Al Mirador de San Antonio
subo en taxi. Lo tomo junto al Mercado. El coche parece que se va a desmoronar.
Es un producto inequívocamente de desguace. Pero es el primero y no me cabe
otra alternativa.
El conductor no es
precisamente comunicativo. Es más joven que el volante que lleva. Es de cuerpo
inmenso y cabeza chiquitilla en proporción a aquélla. Cuando le pregunto de dónde
es me dice, entre orgulloso y mosqueado, que es de Ceuta, que allí nació. Es de
esa peculiar raza negra del Norte de África que posiblemente descienda de los
esclavos traídos del Níger y comprados en Tombuctú.
Tomamos por la zona
cercana al mar y nos plantamos ante las rampas del Monte Acho. El motor empieza
a blasfemar y el taxista imprime unos cambios agónicos. Las posibilidades de
que se cale el cascajo son enormes. Detrás nuestro se acumulan cuatro vehículos
que esperan pacientemente su opción para adelantarnos o se resignan a
contemplar el paisaje.
En el ascenso se han
agrupado varias urbanizaciones de chalets. Se habrán refugiado en estas villas
los que buscan menos agobio, más contacto con la naturaleza y un poco de
exclusividad.

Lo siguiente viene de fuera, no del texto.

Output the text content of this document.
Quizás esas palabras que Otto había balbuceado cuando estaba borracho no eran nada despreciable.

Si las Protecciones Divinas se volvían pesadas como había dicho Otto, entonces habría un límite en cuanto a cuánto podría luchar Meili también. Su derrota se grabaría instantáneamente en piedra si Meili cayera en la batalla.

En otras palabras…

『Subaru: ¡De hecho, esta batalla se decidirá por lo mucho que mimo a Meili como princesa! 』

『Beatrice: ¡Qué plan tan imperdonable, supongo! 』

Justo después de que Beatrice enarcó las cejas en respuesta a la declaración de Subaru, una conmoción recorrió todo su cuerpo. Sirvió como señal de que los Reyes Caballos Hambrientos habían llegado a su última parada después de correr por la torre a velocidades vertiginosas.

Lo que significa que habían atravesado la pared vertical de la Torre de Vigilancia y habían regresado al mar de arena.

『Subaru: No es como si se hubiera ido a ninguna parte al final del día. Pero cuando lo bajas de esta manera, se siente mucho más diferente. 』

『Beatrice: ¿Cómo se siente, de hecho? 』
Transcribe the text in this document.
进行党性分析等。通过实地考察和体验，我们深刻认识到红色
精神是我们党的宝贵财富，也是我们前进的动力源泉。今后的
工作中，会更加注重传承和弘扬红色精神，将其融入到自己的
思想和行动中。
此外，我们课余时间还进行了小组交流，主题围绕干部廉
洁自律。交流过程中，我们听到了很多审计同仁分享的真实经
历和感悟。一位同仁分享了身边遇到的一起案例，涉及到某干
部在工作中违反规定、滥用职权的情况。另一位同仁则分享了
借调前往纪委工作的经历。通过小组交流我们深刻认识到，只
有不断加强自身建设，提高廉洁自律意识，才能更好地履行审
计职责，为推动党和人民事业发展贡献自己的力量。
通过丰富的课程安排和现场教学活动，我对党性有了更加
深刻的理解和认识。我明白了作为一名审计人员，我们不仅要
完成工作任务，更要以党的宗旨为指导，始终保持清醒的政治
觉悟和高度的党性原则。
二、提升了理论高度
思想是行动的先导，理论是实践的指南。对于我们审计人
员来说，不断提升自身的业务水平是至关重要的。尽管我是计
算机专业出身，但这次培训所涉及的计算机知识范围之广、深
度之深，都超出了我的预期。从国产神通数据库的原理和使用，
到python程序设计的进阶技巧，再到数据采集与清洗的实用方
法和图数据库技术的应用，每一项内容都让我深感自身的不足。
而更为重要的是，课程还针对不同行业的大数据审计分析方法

Tienen las mejores vistas, y las más completas, del municipio.
San Antonio eligió bien
el emplazamiento de su ermita. Está cerrada, pero atrae a inspeccionar sus
alrededores. La arquitectura es sencilla. Desde esta altura, más allá de los
árboles y los edificios, la silueta de “la perla colocada entre el pecho y la
garganta del mundo” se arracima antes de las montañas de Marruecos. Los diques
del puerto, el ferry, la zona residencial, el istmo estrecho que se adivina. Me
ayuda a revivir los lugares. Es un repaso. A la espalda, la masa forestal, la
inmensidad del Mediterráneo, un atisbo de fortalezas.
Esta perspectiva queda
como la síntesis abierta de mis vivencias.